Last reviewed 15 April 2021

A new study published in the journal Joule by the Stockholm Environment Institute (SEI) challenges the assumption that heavy battery electric freight trucks are unlikely to play a significant role in decarbonisation strategies.

It accepts that using heavy battery electric freight trucks is generally found to be of limited feasibility as a means of combating climate change, due to the high costs and low gravimetric specific energy of batteries. There is also the problem of ensuring that the range available to battery-powered vehicles matches that of diesel trucks.

However, in “The feasibility of heavy battery electric trucks”, available — here, the authors argue that, if electric trucks can be fast-charged in the same way as personal electric vehicles, electrification becomes much more realistic. The article suggests that the competitiveness of battery electric trucks compared to diesel trucks can actually improve with larger trucks if fast charging becomes available.

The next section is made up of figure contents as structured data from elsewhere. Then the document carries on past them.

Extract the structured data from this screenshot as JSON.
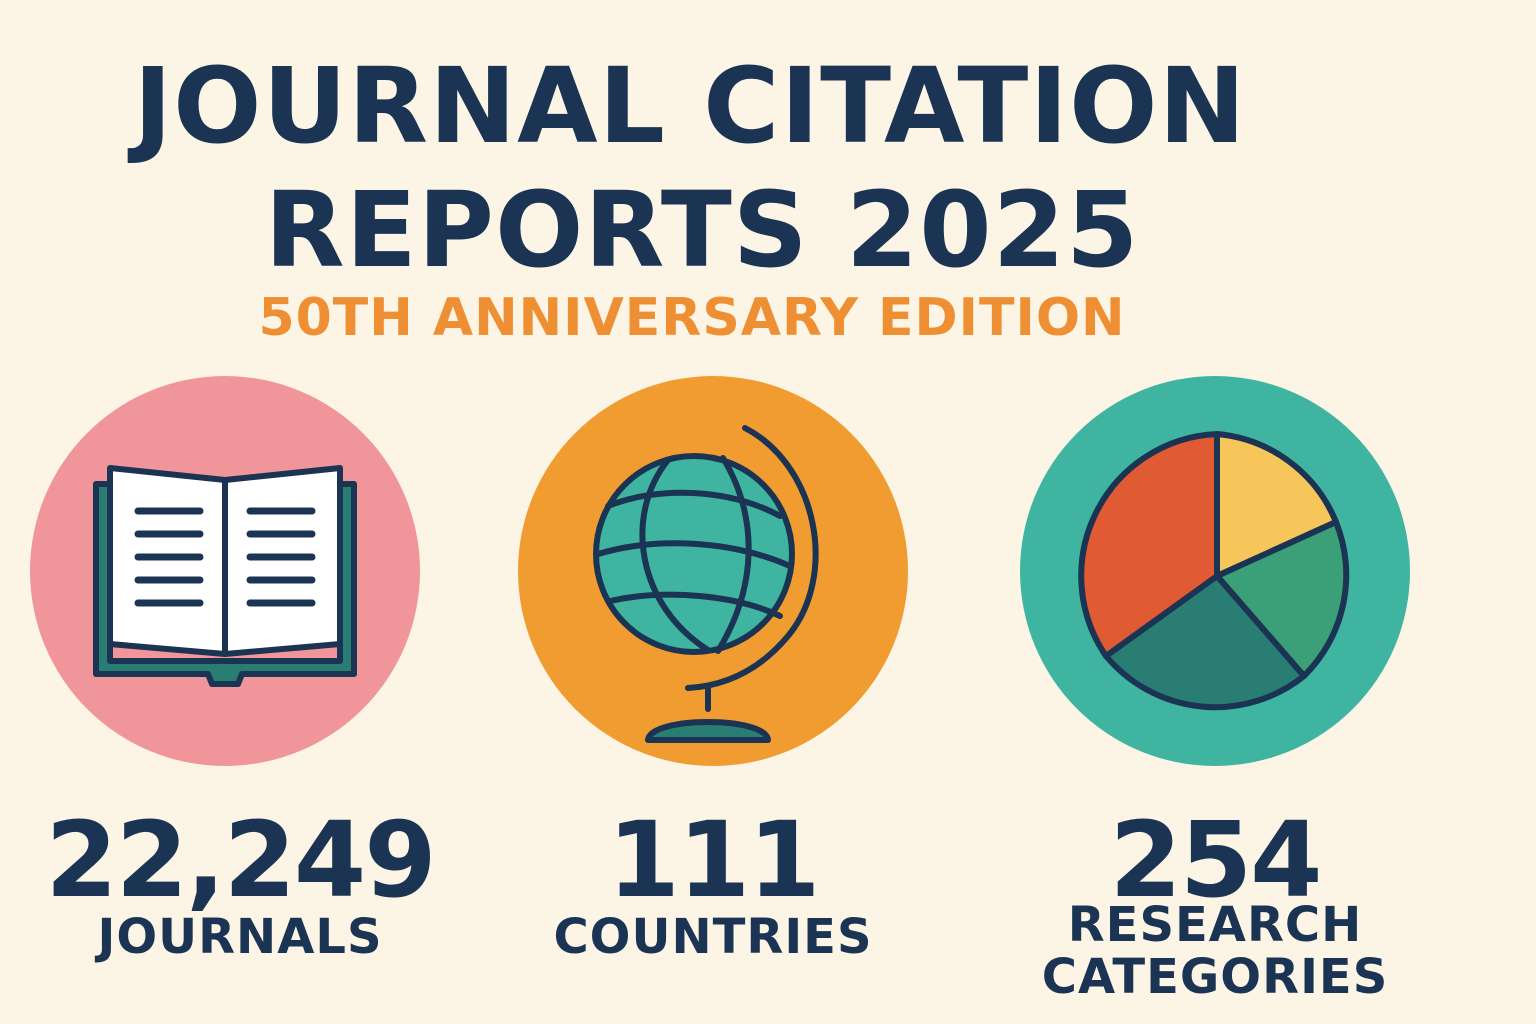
{
  "header": {
    "title_line1": "JOURNAL CITATION",
    "title_line2": "REPORTS 2025",
    "subtitle": "50TH ANNIVERSARY EDITION"
  },
  "stats": [
    {
      "number": "22,249",
      "label": "JOURNALS",
      "icon": "open-book-icon",
      "color": "#f0959a"
    },
    {
      "number": "111",
      "label": "COUNTRIES",
      "icon": "globe-icon",
      "color": "#f09c30"
    },
    {
      "number": "254",
      "label_line1": "RESEARCH",
      "label_line2": "CATEGORIES",
      "icon": "pie-chart-icon",
      "color": "#3fb5a1"
    }
  ],
  "colors": {
    "background": "#fcf5e6",
    "navy": "#1b3453",
    "orange_text": "#ef8f33"
  }
}
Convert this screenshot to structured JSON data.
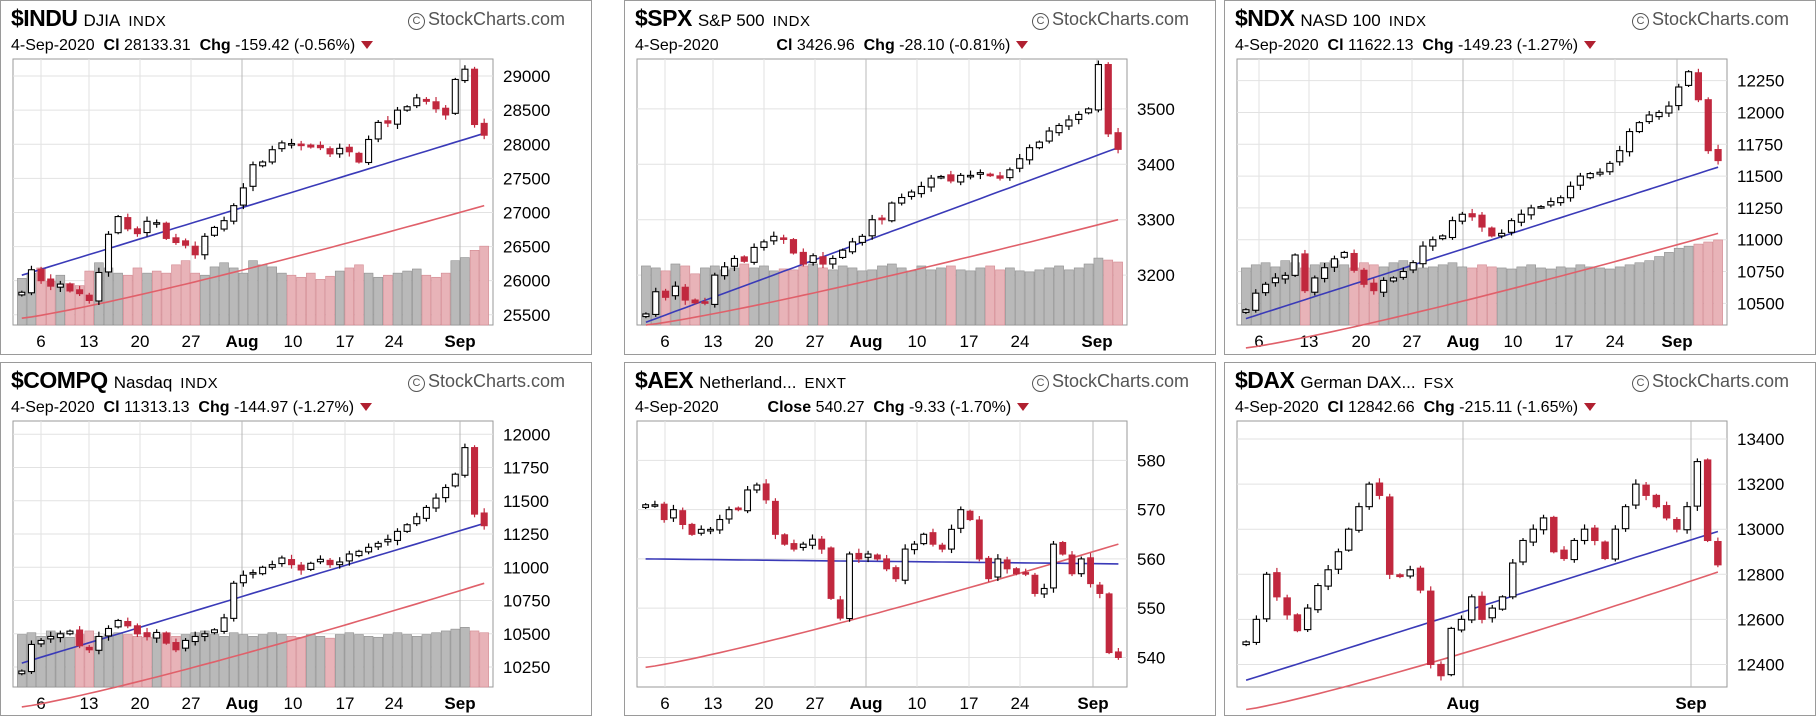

In their study, the authors developed a model where an electric lorry operated for 4.5 hours and then charged for 40 minutes on a high-powered device. Fast charging and not bigger batteries is the key to commercial competition for large-scale electric lorries, the article concludes.

“If you take that average value, which is our default analysis in the paper, we are really at the tipping point where this starts to make sense," lead author Björn Nykvist said. “It doesn't really matter about the size of the battery pack in the truck. You really just need more power from the charger.”